Globe Trot: Aid convoys trapped by Fallujah fighting
Push to liberate ISIS-held areas will exacerbate refugee crisis
IRAQ: Overnight, aid head Jeremy Courtney reported his Preemptive Love Coalition team in Fallujah—among the first to get relief to 90,000 residents trapped by ISIS—was pinned between ISIS convoys and Iraqi forces. His relief team was forced to hide in sand, at one point coming under fire from U.S. airstrikes. “All major IDP camps cut off from emergency aid after ISIS outbreak last night. Our teams under fire. 1000s suffering,” he tweeted.
Expect a new wave of refugees and humanitarian distress as Iraq’s military presses north from Fallujah to liberate areas under ISIS control. So far, relief measures have been woefully inadequate.
I discuss Iraq and They Say We Are Infidels with Warren Smith on the podcast Listening In.
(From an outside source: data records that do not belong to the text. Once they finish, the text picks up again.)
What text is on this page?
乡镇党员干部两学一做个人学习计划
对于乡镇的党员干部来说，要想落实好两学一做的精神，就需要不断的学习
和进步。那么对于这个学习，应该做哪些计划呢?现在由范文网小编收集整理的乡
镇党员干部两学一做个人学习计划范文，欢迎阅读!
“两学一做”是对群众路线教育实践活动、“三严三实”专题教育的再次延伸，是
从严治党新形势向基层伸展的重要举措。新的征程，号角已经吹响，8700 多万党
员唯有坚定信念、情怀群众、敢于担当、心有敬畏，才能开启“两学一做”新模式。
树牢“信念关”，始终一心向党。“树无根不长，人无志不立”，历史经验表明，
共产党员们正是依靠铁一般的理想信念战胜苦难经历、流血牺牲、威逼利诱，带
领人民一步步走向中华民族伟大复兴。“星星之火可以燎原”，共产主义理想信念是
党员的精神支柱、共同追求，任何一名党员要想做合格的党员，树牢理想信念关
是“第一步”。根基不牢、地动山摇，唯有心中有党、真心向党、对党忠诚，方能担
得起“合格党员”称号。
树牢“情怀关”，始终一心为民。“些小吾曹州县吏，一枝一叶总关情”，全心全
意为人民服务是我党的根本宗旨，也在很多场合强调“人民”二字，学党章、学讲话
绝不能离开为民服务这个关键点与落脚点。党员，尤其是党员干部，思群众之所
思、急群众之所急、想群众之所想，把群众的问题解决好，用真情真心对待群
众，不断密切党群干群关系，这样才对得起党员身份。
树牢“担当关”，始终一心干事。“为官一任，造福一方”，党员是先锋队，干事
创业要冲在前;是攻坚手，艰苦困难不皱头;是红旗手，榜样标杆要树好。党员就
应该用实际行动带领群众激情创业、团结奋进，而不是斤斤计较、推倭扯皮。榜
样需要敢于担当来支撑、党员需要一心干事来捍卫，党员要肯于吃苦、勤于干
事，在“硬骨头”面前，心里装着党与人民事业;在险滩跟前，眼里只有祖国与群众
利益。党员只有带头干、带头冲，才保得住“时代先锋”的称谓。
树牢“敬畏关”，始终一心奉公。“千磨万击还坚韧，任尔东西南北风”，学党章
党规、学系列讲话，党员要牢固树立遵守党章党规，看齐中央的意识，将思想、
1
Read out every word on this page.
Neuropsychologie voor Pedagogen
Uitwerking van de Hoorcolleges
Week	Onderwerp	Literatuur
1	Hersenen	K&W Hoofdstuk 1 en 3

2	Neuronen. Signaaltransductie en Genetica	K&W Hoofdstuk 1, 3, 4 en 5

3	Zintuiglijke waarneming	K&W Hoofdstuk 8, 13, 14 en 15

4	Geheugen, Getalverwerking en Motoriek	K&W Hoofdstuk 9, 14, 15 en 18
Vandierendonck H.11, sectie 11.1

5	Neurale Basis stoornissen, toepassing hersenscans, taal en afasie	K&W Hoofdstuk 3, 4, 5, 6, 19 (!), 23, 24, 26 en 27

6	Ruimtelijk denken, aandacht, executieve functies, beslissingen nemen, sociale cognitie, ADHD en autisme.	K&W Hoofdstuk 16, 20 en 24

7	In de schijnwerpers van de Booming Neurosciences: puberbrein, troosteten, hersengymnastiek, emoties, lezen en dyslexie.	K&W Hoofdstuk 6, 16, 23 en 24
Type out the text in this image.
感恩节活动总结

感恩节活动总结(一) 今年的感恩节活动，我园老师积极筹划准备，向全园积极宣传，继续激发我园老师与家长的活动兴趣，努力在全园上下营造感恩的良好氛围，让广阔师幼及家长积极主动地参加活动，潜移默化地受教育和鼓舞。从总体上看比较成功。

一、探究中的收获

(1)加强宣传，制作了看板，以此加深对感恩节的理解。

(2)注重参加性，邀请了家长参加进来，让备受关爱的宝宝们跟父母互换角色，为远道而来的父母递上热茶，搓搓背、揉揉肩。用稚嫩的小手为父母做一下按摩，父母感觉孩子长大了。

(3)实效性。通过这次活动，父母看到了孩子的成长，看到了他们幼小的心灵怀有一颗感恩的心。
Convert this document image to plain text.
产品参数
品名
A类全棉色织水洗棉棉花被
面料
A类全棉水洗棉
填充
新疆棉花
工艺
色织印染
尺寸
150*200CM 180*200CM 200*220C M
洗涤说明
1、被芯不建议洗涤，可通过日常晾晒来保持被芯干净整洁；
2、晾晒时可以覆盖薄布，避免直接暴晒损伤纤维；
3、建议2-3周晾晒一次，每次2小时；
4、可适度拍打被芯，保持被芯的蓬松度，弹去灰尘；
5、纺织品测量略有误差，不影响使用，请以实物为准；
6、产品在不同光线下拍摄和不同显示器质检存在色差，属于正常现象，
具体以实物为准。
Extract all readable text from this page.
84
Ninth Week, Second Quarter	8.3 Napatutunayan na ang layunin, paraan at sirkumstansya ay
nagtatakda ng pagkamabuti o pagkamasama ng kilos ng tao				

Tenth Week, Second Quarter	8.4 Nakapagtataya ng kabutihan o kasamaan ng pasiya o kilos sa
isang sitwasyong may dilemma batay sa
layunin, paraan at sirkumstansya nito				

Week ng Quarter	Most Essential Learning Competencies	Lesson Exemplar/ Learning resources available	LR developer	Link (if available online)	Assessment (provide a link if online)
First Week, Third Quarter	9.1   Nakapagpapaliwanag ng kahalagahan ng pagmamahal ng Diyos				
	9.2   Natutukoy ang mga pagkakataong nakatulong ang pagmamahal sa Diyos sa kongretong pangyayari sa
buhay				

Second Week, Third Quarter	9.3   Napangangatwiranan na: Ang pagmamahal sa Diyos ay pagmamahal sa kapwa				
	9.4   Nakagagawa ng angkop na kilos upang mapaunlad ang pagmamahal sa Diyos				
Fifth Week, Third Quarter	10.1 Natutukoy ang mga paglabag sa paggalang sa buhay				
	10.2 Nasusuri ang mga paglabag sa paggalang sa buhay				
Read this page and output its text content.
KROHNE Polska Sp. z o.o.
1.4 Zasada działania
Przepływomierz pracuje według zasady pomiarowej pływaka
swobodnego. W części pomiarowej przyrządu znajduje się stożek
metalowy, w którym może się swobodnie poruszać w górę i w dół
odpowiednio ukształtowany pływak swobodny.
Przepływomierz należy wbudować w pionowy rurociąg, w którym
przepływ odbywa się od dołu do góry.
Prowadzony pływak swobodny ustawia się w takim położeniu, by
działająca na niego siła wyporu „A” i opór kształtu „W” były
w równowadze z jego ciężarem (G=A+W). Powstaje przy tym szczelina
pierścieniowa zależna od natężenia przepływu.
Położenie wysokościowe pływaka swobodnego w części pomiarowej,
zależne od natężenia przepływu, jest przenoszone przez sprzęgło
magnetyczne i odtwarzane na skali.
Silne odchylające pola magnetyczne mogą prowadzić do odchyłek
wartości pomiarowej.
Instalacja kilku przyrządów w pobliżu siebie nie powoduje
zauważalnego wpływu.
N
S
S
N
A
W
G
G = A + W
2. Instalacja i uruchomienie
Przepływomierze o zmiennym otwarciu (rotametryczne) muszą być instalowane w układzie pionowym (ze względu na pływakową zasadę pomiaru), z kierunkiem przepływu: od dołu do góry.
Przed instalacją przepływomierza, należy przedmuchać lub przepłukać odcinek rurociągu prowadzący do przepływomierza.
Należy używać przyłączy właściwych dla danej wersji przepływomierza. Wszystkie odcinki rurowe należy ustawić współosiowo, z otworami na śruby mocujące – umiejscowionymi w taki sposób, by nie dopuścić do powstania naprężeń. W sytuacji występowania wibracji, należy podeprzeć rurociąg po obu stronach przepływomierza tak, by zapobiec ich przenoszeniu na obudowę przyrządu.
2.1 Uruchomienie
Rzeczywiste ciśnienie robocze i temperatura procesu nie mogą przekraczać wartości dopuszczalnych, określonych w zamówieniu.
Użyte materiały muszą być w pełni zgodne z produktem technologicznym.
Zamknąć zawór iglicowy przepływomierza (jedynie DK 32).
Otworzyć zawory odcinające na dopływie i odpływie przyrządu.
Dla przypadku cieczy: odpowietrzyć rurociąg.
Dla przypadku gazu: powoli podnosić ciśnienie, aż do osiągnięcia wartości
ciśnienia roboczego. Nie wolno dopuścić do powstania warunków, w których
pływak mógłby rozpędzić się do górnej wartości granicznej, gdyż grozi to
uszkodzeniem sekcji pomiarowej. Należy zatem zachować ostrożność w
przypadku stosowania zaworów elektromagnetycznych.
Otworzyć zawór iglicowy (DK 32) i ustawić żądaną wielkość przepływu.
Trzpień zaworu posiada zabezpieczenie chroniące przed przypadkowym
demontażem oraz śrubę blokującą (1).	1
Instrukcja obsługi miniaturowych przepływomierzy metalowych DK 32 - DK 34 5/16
TURKEY: The death toll in last night’s triple bombing in the Istanbul airport has risen to 41, including 13 foreign nationals, with 240 injured. So far ISIS has not claimed responsibility.
U.S. journalist Steven Nabil came face-to-face with a militant spraying bullets in the international terminal, a transit hub to the Middle East for Western aid workers and government and military officials.
NIGERIA: Reports of Nigeria’s military allegedly freeing 5,000 Boko Haram hostages over the weekend still don’t add up.
RUSSIA: Christians are holding a day of fasting and prayer today, as the state Duma has proposed Communist era-like prohibitions on speaking about religion in public without state permission.
IRAN: Maryam Naghash Zargaran, an Iranian Christian serving a four-year jail term for “acting against national security,” has for the second time been sent back to prison before her medical treatment could be completed.